In some embodiments, the expected energy consumption profiles are modeled by the sensor system model 2. In this case, the sensor system model 2 acts as a virtual image of the real sensor system 1. The sensor system model 2 for the present application may also be referred to as an energy consumption model 2. The sensor system model 2 is a model 2 for a particular sensor system 1 that provides a prediction or expectation of the energy consumption on the basis of the environmental conditions and the configuration of the sensor system.
Although the teachings herein have been illustrated and described more specifically in detail by means of the exemplary embodiments, the scope of the disclosure is not restricted by the disclosed examples and other variations may be derived therefrom by a person skilled in the art without departing from the scope of protection.

Claims

1. A method for controlling a sensor system, the method comprising:

sensing a measured energy consumption profile of the sensor system using an energy measuring apparatus;

comparing the measured energy consumption profile with one or more expected energy consumption profiles;

selecting one expected energy consumption profile as closest to the measured energy consumption profile;

defining at least one control command based on the closest energy consumption profile; and

controlling the sensor system by executing the at least one control command.

2. The method as claimed in claim 1, further comprising repeating the elements repeatedly during use of the sensor system.

3. The method as claimed in claim 1,

wherein a state of the sensor system is assigned to each expected energy consumption profile; and

wherein the at least one control command matches the state of the sensor system.

4. The method as claimed in claim 3, wherein the state of the sensor system comprises a state selected from the group consisting of:

a configuration of the sensor system;

an influence caused by environmental conditions;

a modification of the sensor system;

a hardware defect;

a malfunction; and

an unauthorized intervention.

5. The method as claimed in claim 1, wherein the expected energy consumption profiles are produced by a sensor system model.

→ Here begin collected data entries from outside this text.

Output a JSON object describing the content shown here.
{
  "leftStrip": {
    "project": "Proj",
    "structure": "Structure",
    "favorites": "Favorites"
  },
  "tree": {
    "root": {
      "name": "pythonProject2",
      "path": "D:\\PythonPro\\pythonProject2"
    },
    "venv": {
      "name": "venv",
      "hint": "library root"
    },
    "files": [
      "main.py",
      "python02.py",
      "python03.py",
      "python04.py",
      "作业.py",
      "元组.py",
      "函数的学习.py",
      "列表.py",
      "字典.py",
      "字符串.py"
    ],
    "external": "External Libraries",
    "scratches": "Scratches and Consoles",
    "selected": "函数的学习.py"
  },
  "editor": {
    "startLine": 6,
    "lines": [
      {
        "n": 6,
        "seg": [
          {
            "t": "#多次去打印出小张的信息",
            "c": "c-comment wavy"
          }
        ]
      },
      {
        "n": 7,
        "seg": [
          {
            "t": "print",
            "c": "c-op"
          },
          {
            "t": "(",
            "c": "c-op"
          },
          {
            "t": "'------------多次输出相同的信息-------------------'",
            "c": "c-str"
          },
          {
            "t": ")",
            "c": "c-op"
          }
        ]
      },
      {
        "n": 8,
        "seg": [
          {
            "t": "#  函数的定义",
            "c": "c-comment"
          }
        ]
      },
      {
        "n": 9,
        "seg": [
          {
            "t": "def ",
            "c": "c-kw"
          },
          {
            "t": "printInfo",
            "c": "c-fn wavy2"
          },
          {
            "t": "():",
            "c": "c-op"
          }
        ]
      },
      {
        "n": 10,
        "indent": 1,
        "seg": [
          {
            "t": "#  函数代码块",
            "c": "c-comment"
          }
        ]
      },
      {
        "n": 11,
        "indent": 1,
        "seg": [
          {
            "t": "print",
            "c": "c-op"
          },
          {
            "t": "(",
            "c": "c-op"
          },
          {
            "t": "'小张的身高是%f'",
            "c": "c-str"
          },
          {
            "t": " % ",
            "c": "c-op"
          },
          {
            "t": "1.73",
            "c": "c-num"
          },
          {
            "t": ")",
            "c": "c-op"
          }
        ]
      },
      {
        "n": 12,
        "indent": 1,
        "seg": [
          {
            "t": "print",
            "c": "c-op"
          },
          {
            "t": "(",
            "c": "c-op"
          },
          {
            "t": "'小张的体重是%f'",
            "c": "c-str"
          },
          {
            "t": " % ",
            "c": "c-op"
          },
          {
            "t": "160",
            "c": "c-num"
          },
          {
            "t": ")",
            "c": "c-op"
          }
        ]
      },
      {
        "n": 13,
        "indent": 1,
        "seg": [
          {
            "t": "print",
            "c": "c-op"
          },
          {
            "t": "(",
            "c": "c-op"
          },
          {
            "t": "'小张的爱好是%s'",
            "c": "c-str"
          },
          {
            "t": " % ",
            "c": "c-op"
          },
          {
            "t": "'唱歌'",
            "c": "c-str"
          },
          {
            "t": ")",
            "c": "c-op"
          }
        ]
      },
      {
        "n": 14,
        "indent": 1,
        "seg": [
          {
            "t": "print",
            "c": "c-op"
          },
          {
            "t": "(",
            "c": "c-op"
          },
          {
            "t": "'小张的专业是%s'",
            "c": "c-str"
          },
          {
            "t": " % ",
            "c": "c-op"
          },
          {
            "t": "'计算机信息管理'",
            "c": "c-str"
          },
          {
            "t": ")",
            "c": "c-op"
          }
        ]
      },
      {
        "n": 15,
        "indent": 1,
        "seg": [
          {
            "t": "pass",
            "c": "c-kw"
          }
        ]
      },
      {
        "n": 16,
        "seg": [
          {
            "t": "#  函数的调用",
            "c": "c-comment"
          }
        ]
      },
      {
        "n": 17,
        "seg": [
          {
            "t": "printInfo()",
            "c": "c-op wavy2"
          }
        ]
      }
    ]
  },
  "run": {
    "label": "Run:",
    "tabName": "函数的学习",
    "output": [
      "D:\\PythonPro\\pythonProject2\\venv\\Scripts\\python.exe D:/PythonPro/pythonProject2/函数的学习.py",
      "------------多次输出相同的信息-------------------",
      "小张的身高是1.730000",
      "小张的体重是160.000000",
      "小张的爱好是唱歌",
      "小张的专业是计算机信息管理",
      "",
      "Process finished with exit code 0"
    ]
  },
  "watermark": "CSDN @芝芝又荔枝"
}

6. The method as claimed in claim 5, wherein the sensor system model is implemented: in a cloud environment, or on an edge device, or on the sensor system.

7. The method as claimed in claim 1, wherein the expected energy consumption profiles are assigned an uncertainty value and/or a tolerance used when identifying the closest energy consumption profile.

8. The method as claimed in claim 1, wherein an associated deviation is determined with the identification of a closest energy consumption profile.

9. The method as claimed in claim 1, wherein the at least one control command comprises at least one command selected from the group consisting of: energy control, energy optimization, a reduction in an amount of energy that is fed in, regulation of an energy state of the sensor system, reading a warning signal, transmitting an error message, transmitting a warning message, activating a further sensor system, and switching off the sensor system.

10. A system comprising:

an energy measuring apparatus sensing a measured energy consumption profile of a sensor system;

a comparison unit comparing the measured energy consumption profile with expected energy consumption profiles;

an identification unit identifying one of the expected energy consumption profiles as closest energy consumption profile to the measured energy consumption profile;

a definition unit defining at least one control command based on the closest energy consumption profile; and

a control unit controlling the sensor system by executing the at least one control command.

11. The system as claimed in claim 10, wherein the definition unit comprises an energy management unit designed to optimize energy consumed by the sensor system.